The median time to a winning record for our expansion teams that struggled early? Year seven. That’s right, this year for the Dayton Moore era. Only one went past year eight. That, of course, is those Seattle Mariners of my youth. Even compared to expansion teams starting from scratch and trying to build up, the Dayton Moore era Royals compare, at best, as a slightly below average team.

So the Royals front office wants to again preach patience. Meanwhile, they went with a slogan of “Our Time” last year, and went out and traded for James Shields this offseason. Shields has been fine, but has a 2-5 win-loss record despite a 2.49 ERA because the offense is dreadful. The issue with the trade is that–like when the Oakland Raiders traded picks for Richard Seymour to the Patriots, the team not as close to winning traded the future for the present. Shields will be long gone from KC and a GM preaching patience sure didn’t act like it.

Meanwhile, the heart of this team is still Alex Gordon and Billy Butler, two players who preceded the Moore era. Gordon has been great again, but is largely wasted. Meanwhile, there are four batters in the lineup with an OPS under .620. Two of them are Moore favorites who inexplicably keep getting opportunities year after year; two were supposed building blocks for the future. Chris Getz, with his .586 OPS, led off the game last night.

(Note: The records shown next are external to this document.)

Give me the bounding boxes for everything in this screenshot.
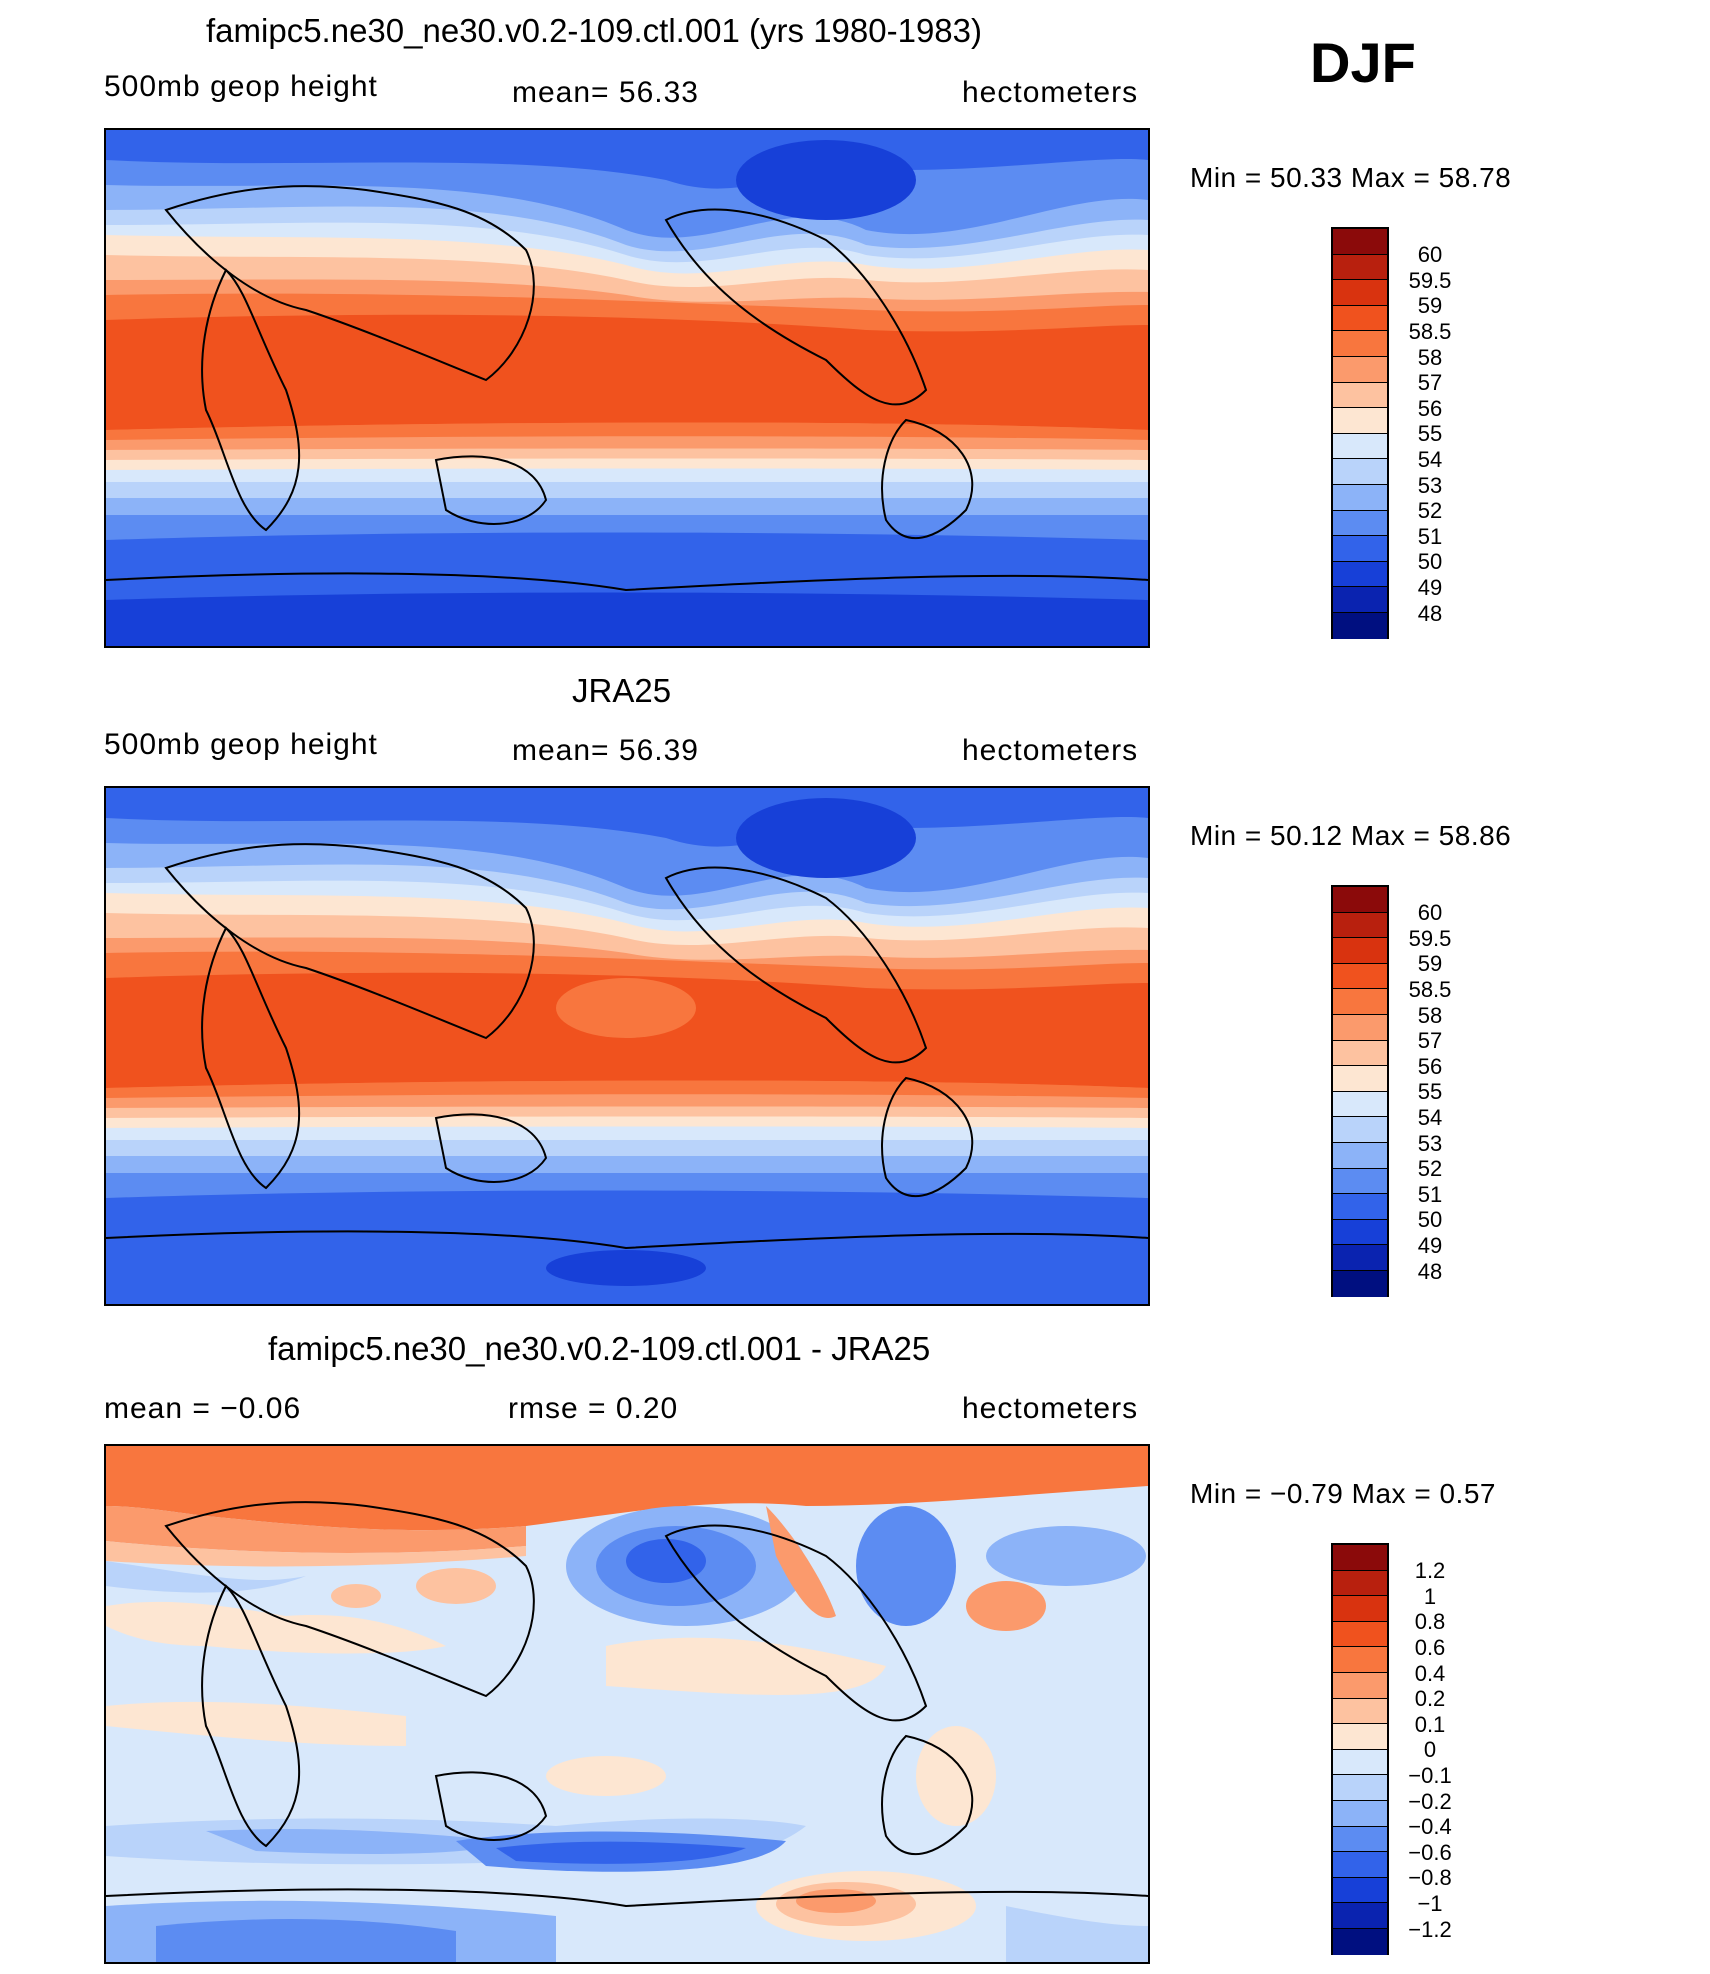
colorbar-tick-label: −0.1: [1408, 1763, 1452, 1788]
colorbar-tick-label: −0.8: [1408, 1865, 1452, 1890]
panel2-minmax-label: Min = 50.12 Max = 58.86: [1190, 820, 1512, 851]
panel2-map: [104, 786, 1150, 1306]
colorbar-tick-label: −0.6: [1408, 1840, 1452, 1865]
panel1-mean-label: mean= 56.33: [512, 76, 699, 109]
colorbar-tick-label: 55: [1417, 421, 1443, 446]
colorbar-tick-label: 59.5: [1408, 268, 1452, 293]
colorbar-tick-label: 0.4: [1414, 1661, 1446, 1686]
colorbar-tick-label: 49: [1417, 1233, 1443, 1258]
panel1-title: famipc5.ne30_ne30.v0.2-109.ctl.001 (yrs …: [206, 12, 982, 49]
colorbar-tick-label: 54: [1417, 1105, 1443, 1130]
colorbar-tick-label: 48: [1417, 601, 1443, 626]
colorbar-tick-label: 58.5: [1408, 977, 1452, 1002]
colorbar-tick-label: 50: [1417, 549, 1443, 574]
panel1-minmax-label: Min = 50.33 Max = 58.78: [1190, 162, 1512, 193]
colorbar-tick-label: 55: [1417, 1079, 1443, 1104]
season-label: DJF: [1310, 31, 1416, 94]
colorbar-tick-label: 58: [1417, 345, 1443, 370]
panel3-units-label: hectometers: [962, 1392, 1139, 1425]
colorbar-tick-label: 60: [1417, 900, 1443, 925]
panel2-units-label: hectometers: [962, 734, 1139, 767]
panel1-colorbar: [1331, 227, 1389, 639]
colorbar-tick-label: 1.2: [1414, 1558, 1446, 1583]
colorbar-tick-label: 1: [1423, 1584, 1437, 1609]
panel3-rmse-label: rmse = 0.20: [508, 1392, 679, 1425]
colorbar-tick-label: 0: [1423, 1737, 1437, 1762]
colorbar-tick-label: 54: [1417, 447, 1443, 472]
colorbar-tick-label: 0.6: [1414, 1635, 1446, 1660]
colorbar-tick-label: 0.8: [1414, 1609, 1446, 1634]
panel2-colorbar: [1331, 885, 1389, 1297]
colorbar-tick-label: 57: [1417, 1028, 1443, 1053]
colorbar-tick-label: 48: [1417, 1259, 1443, 1284]
panel1-contour-field: [106, 130, 1148, 646]
colorbar-tick-label: −0.4: [1408, 1814, 1452, 1839]
colorbar-tick-label: 59: [1417, 951, 1443, 976]
colorbar-tick-label: −0.2: [1408, 1789, 1452, 1814]
colorbar-tick-label: 0.2: [1414, 1686, 1446, 1711]
colorbar-tick-label: 58: [1417, 1003, 1443, 1028]
panel1-variable-label: 500mb geop height: [104, 70, 378, 103]
panel3-map: [104, 1444, 1150, 1964]
panel2-contour-field: [106, 788, 1148, 1304]
colorbar-tick-label: 56: [1417, 1054, 1443, 1079]
colorbar-tick-label: −1: [1417, 1891, 1443, 1916]
colorbar-tick-label: 49: [1417, 575, 1443, 600]
panel3-colorbar: [1331, 1543, 1389, 1955]
colorbar-tick-label: 59.5: [1408, 926, 1452, 951]
panel3-minmax-label: Min = −0.79 Max = 0.57: [1190, 1478, 1496, 1509]
colorbar-tick-label: 52: [1417, 498, 1443, 523]
colorbar-tick-label: 53: [1417, 473, 1443, 498]
colorbar-tick-label: 0.1: [1414, 1712, 1446, 1737]
colorbar-tick-label: 59: [1417, 293, 1443, 318]
colorbar-tick-label: 50: [1417, 1207, 1443, 1232]
colorbar-tick-label: 57: [1417, 370, 1443, 395]
panel2-title: JRA25: [572, 672, 672, 709]
panel1-units-label: hectometers: [962, 76, 1139, 109]
colorbar-tick-label: 60: [1417, 242, 1443, 267]
colorbar-tick-label: 53: [1417, 1131, 1443, 1156]
panel3-mean-label: mean = −0.06: [104, 1392, 302, 1425]
colorbar-tick-label: 58.5: [1408, 319, 1452, 344]
panel1-map: [104, 128, 1150, 648]
colorbar-tick-label: 51: [1417, 1182, 1443, 1207]
panel3-contour-field: [106, 1446, 1148, 1962]
colorbar-tick-label: 56: [1417, 396, 1443, 421]
colorbar-tick-label: 51: [1417, 524, 1443, 549]
panel2-mean-label: mean= 56.39: [512, 734, 699, 767]
colorbar-tick-label: 52: [1417, 1156, 1443, 1181]
colorbar-tick-label: −1.2: [1408, 1917, 1452, 1942]
panel3-title: famipc5.ne30_ne30.v0.2-109.ctl.001 - JRA…: [268, 1330, 931, 1367]
panel2-variable-label: 500mb geop height: [104, 728, 378, 761]
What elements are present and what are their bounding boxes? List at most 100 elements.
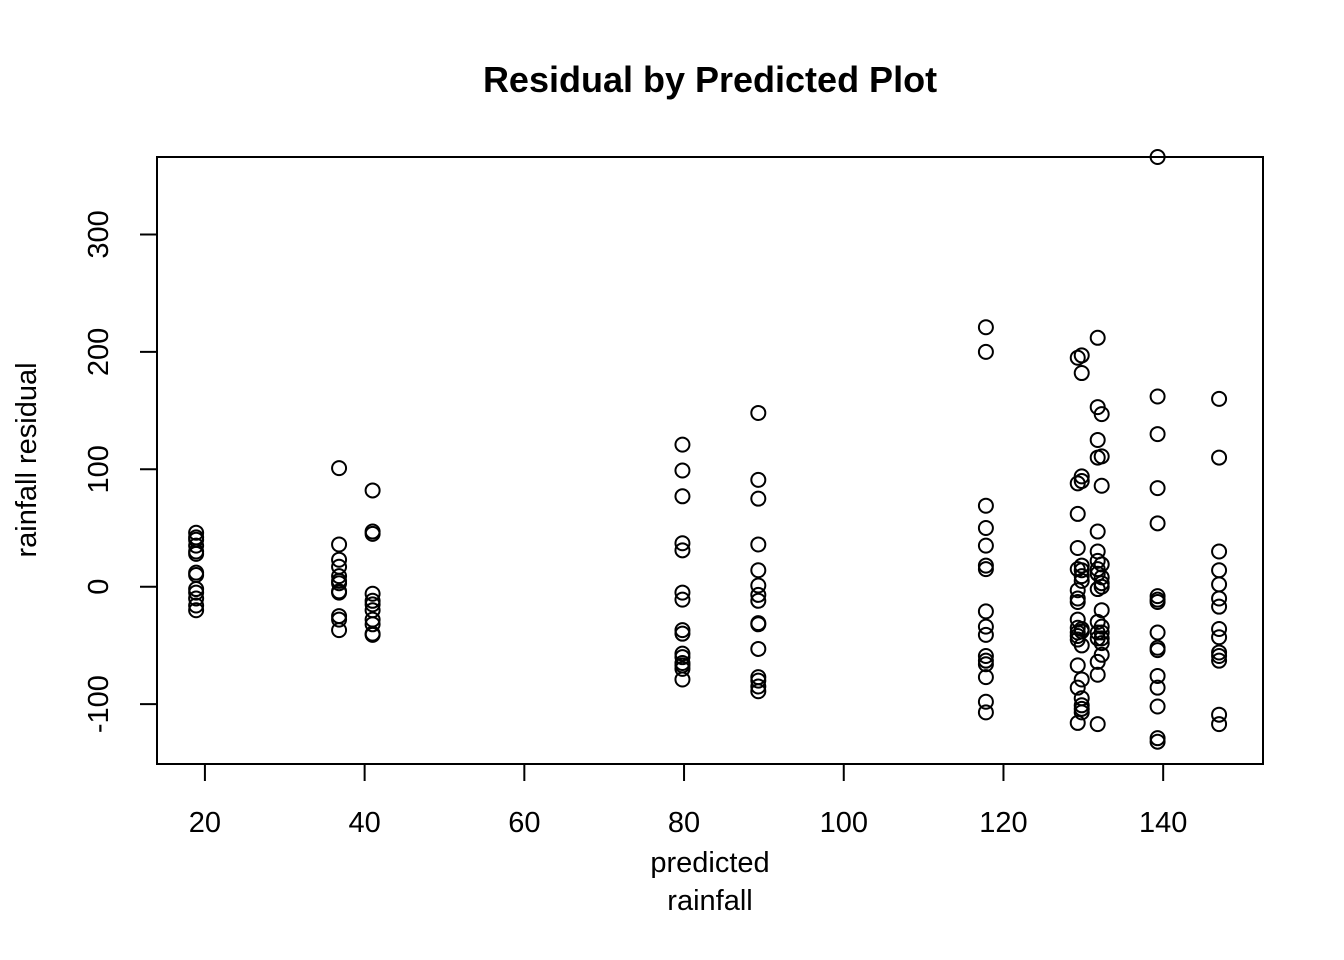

Jeff Francouer was so good that Wil Myers was expendable, and again is the worst right fielder in the league (.259 on base percentage, .321 slugging). Mike Moustakas is struggling mightily, and Alcides Escobar has predictably regressed as a hitter after a surprising season, though the issue there is hitting him 2nd. I didn’t even get to Eric Hosmer, who has been a disappointment so far, but isn’t even near those others in terms of struggles.

So the Royals are seven years in. Maybe they bounce back this year. There are still no homegrown pitchers to build for the future already at the majors, and the draft picks have been underwhelming. The only thing present, seven years in, is still hope and promise.

At some point, the Royals need to actually be less patient. That doesn’t mean trading for re-treads in win now mode. It does mean not tolerating undetermined promises of the future, when the present has already underwhelmed what even the most underachieving of expansion franchises accomplished.